Heute sind wir richtig losgefahren und aus Auckland heraus Richtung Osten vorgestoßen. Unser Ziel war der „Hot Water Beach“ bei Whitianga auf der Coromandel Halbinsel. Der Weg führte uns über grüne, mal eng verschlungene oder auch mal schnurgerade Straßen in denen teilweise dichter Nebel hing. Ohne Nebel war der Himmel klar und schön blau.

Neuseelands Straßen

Neuseelands Straßen

Der „Hot Water Beach“ war geologisch etwas ganz besonderes. Direkt unter dem Sand des Strandes lagen an einigen Stellen Heißwasserquellen (ca. 65 Grad). Einige Besucher haben mit Spaten regelrechte Badelöcher in den Sand gegraben, es reichte aber auch aus seine Füße ein paar Zentimeter in den Sand zu stecken um zu bemerken, das diese Quellen wirklich heiß waren.

Heißes Wasser am Strand

Heißes Wasser am Strand

Wurde es dann zu heiß, reichte es wiederum ein Stück in die Wellen des Pazifiks zu gehen. Die waren nur ca. 15 Grad warm. Ein faszinierendes und recht einmaliges Phänomen.

Hot Water Beach

Hot Water Beach

Weiter ging es dann erst wieder herunter von der Halbinsel und dann Richtung Süden. Hier wurden flache Täler von grünen Bergen/ Vulkanen umsäumt. Landwirtschaftliche Nutzung herschte hier vor.

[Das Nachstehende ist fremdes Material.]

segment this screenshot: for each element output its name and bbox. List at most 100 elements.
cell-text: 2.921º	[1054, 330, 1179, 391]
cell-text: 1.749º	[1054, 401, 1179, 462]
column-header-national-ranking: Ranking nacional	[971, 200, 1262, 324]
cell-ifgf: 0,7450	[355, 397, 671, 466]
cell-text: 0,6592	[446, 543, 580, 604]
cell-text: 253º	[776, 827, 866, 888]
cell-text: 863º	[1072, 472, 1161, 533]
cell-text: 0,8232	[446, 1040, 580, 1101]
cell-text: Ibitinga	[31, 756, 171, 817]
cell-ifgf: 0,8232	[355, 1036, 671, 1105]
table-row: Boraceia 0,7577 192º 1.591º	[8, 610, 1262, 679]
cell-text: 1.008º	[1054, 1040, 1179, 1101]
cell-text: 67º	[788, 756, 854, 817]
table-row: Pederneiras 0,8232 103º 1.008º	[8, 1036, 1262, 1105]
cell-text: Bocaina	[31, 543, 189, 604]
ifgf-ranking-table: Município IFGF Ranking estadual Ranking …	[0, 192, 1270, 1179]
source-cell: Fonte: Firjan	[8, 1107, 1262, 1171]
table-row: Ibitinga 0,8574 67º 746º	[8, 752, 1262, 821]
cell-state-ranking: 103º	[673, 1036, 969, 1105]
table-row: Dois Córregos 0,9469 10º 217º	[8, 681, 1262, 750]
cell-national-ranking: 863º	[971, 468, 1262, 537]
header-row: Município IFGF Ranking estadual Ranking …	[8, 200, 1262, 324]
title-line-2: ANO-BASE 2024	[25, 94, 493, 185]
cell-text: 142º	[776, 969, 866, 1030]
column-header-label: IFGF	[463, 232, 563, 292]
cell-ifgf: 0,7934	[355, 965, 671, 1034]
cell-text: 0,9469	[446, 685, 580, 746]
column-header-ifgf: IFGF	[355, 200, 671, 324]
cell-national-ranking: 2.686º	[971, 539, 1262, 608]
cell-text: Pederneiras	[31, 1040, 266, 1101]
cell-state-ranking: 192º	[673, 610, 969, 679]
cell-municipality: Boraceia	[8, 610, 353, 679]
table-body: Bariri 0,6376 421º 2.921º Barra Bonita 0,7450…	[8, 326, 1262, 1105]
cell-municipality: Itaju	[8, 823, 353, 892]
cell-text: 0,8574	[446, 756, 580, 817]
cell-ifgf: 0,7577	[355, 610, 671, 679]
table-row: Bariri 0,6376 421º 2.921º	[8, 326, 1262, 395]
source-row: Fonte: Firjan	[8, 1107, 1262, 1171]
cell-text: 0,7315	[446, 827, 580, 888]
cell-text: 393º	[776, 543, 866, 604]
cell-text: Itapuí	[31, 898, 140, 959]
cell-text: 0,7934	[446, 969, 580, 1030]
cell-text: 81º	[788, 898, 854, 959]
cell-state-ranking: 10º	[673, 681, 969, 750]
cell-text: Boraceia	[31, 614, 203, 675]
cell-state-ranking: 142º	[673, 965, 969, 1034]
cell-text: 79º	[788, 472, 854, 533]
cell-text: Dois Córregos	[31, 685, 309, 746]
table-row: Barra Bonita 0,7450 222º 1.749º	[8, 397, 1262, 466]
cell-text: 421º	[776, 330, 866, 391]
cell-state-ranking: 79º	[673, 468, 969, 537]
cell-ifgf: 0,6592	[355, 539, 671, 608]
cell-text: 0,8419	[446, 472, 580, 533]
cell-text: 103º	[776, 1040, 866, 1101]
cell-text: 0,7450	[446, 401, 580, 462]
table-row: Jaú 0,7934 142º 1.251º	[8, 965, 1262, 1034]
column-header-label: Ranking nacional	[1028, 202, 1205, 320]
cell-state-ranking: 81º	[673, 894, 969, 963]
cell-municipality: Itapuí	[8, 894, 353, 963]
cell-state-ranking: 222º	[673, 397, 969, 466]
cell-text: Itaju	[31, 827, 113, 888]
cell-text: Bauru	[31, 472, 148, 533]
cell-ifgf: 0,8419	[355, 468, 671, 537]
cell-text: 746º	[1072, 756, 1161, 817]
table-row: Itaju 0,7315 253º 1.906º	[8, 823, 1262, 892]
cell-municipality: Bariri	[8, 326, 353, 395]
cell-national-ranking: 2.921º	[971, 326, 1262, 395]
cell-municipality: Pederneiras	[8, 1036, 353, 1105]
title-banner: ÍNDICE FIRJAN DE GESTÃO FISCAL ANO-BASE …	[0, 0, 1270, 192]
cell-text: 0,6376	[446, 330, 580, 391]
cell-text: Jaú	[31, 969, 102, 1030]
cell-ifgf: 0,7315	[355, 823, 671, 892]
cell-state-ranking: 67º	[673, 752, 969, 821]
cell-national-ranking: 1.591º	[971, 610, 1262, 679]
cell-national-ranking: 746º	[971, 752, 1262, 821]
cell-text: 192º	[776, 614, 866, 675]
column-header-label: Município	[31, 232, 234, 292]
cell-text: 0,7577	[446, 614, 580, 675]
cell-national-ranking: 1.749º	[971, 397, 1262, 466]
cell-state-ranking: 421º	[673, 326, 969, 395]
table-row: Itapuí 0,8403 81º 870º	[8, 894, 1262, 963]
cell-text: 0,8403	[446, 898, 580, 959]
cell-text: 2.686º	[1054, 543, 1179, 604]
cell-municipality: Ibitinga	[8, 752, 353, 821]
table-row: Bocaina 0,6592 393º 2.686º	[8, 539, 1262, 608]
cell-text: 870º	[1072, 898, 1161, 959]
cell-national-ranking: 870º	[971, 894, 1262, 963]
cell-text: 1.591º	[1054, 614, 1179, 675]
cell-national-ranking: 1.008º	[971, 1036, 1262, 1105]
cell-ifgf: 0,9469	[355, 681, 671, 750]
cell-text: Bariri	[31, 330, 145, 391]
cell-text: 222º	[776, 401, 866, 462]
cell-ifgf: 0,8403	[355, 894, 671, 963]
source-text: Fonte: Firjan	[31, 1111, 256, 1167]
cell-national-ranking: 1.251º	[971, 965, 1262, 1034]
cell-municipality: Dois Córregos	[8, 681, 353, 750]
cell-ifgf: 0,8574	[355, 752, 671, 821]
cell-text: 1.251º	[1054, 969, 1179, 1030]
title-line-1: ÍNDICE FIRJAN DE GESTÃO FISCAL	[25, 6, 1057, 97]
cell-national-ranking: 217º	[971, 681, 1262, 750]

Wir waren auf dem Weg wieder einmal eine Kleinigkeit zum Essen einkaufen und das erste Mal auch tanken („Gull“). Der Liter Normal Benzin kostete hier um die 2,14 N$ (Ca. 1,33 Euro). Unsere Fahrt ging bis nach „Te Kuiti“ wo wir im „YHA Waitomo Juno Hall Backpackers“ übernachtet haben. Das Zimmer war klein und gemütlich, auch wenn Ursula von „toten Socken“ sprach.

Das Wetter heute war traumhaft: kein Regen und bis auf kurze neblige Abschnitte sonnig und warm (ca. 20 Grad).